Cela commence par un Blues en si bémol  » Bloomdido  » (le nom d’un chien). C’est étrange d’entendre ce morceau sans contrebasse ni batterie. Pierrick le joue fidèlement avec les accents qu’il faut. Pour les puristes, je conseille la version jouée par Charlie Parker, Dizzy Gillespie, Thelonious Monk, Curly Russell, Buddy Rich sur l’album  » Bird and Diz  » ( 1950). Le saxophone alto a pris son envol avec Charlie  » Yardbird  » Parker. Phil Woods, sax alto qui l’a bien connu, dit que Charlie Parker est un  » génie pur « . Parker était métis: père Noir, mère Amérindienne (Chocktaw). Il est né à Kansas City Missouri ville capitale du Jazz pendant la Prohibition ( le maire était en cheville avec la Mafia qui faisait jouer les musiciens dans les bars. Bref le Paradis des Jazzmen!)

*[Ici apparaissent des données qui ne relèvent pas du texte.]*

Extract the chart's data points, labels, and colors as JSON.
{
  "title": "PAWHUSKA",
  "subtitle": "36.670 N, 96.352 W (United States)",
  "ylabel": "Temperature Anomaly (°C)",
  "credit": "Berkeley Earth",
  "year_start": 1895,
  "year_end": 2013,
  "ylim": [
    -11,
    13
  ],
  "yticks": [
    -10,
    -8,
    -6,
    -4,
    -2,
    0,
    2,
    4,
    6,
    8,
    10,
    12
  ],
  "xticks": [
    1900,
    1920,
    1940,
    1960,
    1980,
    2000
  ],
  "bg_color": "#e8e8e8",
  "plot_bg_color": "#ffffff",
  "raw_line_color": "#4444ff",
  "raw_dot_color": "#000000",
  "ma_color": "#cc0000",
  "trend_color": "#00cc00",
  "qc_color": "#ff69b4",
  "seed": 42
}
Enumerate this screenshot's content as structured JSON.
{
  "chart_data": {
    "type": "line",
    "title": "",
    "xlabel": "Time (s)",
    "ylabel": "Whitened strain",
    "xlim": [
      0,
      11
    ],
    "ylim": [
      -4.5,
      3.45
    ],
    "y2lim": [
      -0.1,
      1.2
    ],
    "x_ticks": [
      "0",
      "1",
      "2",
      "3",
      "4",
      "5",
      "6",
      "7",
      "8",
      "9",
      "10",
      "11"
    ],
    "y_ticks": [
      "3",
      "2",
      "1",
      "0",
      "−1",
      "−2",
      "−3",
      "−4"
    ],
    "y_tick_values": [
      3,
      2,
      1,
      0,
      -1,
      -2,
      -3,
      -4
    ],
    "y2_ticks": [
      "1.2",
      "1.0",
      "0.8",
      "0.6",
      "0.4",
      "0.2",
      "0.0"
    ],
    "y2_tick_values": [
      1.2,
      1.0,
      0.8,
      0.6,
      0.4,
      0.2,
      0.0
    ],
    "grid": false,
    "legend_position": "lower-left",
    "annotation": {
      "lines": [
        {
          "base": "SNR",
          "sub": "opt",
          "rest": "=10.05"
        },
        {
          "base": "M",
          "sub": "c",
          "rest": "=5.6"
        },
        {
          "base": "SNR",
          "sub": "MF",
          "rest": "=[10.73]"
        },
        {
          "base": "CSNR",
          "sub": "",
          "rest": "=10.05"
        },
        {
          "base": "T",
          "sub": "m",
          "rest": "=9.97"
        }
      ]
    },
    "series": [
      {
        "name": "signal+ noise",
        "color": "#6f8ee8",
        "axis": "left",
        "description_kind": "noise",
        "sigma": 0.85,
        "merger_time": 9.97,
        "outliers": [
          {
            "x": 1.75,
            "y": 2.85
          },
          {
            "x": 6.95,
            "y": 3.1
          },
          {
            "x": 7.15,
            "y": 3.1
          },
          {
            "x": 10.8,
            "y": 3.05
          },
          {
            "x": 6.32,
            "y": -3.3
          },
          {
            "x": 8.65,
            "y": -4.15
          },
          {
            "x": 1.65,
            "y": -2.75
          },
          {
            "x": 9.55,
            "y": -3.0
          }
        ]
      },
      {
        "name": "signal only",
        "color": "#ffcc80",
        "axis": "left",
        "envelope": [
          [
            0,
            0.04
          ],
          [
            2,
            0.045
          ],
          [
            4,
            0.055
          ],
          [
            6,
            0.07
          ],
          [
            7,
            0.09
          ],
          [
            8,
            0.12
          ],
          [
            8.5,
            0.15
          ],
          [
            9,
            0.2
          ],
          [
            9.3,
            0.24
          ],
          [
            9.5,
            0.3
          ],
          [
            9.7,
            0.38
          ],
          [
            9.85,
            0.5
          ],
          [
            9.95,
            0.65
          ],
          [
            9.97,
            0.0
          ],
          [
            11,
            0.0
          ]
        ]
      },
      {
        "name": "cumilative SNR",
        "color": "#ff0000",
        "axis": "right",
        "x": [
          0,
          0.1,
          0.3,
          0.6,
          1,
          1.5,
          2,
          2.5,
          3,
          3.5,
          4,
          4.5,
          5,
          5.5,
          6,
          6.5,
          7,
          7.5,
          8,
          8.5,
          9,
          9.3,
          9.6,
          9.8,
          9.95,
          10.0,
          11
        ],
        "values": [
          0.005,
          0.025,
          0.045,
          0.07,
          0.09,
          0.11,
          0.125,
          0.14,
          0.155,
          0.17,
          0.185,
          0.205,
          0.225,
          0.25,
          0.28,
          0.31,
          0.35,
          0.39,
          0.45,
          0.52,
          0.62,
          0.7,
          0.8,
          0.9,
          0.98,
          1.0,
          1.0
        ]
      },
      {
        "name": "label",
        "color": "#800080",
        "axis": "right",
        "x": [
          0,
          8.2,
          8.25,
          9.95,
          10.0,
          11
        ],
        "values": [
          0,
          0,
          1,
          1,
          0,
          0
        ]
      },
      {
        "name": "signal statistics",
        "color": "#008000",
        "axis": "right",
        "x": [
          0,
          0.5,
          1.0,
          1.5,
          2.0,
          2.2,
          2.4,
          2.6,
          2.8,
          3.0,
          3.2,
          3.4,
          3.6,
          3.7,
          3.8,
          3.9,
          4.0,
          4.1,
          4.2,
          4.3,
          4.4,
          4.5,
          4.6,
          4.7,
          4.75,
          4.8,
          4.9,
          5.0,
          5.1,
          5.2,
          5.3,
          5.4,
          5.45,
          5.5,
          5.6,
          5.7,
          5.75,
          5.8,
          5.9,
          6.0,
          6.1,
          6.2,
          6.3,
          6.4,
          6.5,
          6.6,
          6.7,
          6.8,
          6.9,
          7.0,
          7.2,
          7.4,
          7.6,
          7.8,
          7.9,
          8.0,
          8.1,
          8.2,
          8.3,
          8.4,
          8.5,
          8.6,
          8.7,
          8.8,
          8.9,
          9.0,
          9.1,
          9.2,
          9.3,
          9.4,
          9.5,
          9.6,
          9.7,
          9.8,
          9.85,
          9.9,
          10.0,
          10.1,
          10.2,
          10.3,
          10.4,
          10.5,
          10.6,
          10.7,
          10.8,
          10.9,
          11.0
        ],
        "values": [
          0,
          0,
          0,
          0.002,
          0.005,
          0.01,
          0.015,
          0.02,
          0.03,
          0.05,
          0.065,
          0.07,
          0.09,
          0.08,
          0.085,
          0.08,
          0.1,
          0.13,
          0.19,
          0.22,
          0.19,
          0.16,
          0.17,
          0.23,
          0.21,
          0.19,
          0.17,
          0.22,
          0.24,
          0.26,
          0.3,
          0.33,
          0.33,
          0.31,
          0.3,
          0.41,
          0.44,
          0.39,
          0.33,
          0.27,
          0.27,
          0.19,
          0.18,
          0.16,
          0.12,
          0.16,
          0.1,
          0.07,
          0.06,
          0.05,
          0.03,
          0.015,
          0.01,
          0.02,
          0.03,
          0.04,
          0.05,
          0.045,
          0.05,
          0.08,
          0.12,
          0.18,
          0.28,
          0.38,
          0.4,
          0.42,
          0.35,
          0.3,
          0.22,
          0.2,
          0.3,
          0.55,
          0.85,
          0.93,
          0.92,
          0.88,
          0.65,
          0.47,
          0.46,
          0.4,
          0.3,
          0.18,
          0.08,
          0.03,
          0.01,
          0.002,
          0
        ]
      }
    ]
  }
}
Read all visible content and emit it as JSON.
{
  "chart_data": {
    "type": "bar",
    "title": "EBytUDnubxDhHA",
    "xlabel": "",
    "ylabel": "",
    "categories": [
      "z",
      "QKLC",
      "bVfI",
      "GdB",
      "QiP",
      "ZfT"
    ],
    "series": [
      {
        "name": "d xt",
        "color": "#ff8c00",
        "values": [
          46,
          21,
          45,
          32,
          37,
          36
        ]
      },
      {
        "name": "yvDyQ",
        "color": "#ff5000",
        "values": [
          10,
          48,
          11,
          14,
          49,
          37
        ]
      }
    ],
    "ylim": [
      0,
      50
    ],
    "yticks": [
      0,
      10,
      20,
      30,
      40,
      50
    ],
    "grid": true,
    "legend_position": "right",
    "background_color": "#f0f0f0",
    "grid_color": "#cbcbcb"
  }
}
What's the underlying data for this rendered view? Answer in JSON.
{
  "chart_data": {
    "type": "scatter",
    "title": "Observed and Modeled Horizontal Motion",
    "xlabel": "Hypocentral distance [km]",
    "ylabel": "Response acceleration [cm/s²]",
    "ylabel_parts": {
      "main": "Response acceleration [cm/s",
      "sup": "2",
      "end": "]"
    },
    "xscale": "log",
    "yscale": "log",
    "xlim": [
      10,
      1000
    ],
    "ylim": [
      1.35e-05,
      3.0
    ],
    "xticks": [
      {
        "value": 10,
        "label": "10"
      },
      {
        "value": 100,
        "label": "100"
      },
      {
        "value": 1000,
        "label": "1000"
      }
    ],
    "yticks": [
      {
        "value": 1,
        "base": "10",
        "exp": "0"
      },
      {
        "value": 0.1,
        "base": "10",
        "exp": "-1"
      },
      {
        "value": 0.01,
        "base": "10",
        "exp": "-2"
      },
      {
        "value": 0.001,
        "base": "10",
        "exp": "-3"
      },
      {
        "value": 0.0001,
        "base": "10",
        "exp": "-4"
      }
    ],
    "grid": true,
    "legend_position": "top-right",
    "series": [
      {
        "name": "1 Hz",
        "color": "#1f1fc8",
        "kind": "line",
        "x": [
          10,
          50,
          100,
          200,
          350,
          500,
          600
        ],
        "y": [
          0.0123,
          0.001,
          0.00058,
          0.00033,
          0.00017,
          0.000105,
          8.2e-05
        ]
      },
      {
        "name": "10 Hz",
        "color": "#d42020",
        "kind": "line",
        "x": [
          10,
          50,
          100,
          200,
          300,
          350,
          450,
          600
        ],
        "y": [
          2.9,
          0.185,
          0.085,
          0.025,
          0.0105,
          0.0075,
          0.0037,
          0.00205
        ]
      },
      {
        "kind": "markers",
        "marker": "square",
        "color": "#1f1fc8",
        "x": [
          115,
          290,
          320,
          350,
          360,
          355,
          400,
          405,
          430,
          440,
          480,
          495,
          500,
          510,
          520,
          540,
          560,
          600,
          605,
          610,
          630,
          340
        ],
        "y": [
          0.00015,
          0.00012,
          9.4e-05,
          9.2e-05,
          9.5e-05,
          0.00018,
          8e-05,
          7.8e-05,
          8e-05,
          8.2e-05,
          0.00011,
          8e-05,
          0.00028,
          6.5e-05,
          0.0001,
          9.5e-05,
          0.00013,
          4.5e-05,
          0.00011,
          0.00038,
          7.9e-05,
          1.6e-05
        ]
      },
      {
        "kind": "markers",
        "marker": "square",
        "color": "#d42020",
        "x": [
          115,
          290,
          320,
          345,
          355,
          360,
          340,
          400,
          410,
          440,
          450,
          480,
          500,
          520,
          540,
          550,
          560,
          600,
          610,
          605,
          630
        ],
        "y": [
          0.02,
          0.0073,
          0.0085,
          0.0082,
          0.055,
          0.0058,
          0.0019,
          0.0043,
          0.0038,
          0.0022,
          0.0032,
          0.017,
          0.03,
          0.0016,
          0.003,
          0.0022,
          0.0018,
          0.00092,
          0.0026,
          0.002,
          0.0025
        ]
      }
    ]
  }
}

 » Donna Lee  » une composition de Parker en hommage à une prostituée. La musique de Bird vole et tranche comme un rasoir. Belles variations du piano entre medium et grave. Ca swingue!
Bird commença le saxophone à 11 ans ce qui est tard. Il intégra l’orchestre de son école à 14 ans au sax baryton. Un jour à Kansas City lors d’une jam session, le batteur Papa Joe Jones lui lança sa cymbale aux pieds pour le faire taire. Alors Charlie rentra chez lui travailler son sax comme un fou. Quand il en sortit il n’était plus le  » Yardbird » (le  » bleu  » dans l’armée) mais Bird, l’oiseau du saxophone alto.

 » All the things You are  » une ballade sur laquelle tout Jazzman a improvisé. Ca se termine par cette fameuse coda jouée avec un son charnu, velouté du saxophone.
Charlie Parker a appris en regardant les doigts des saxophonistes ce qui est proprement ahurissant.
Ses influences: Coleman Hawkins, Lester Young pour le saxophone ténor, Johny Hodges ( de l’orchestre de Duke Ellington) pour le saxophone alto. Il a aussi étudié les musiques de fanfare et de cirque. Il a aussi écouté Marcel Mule, saxophoniste classique français.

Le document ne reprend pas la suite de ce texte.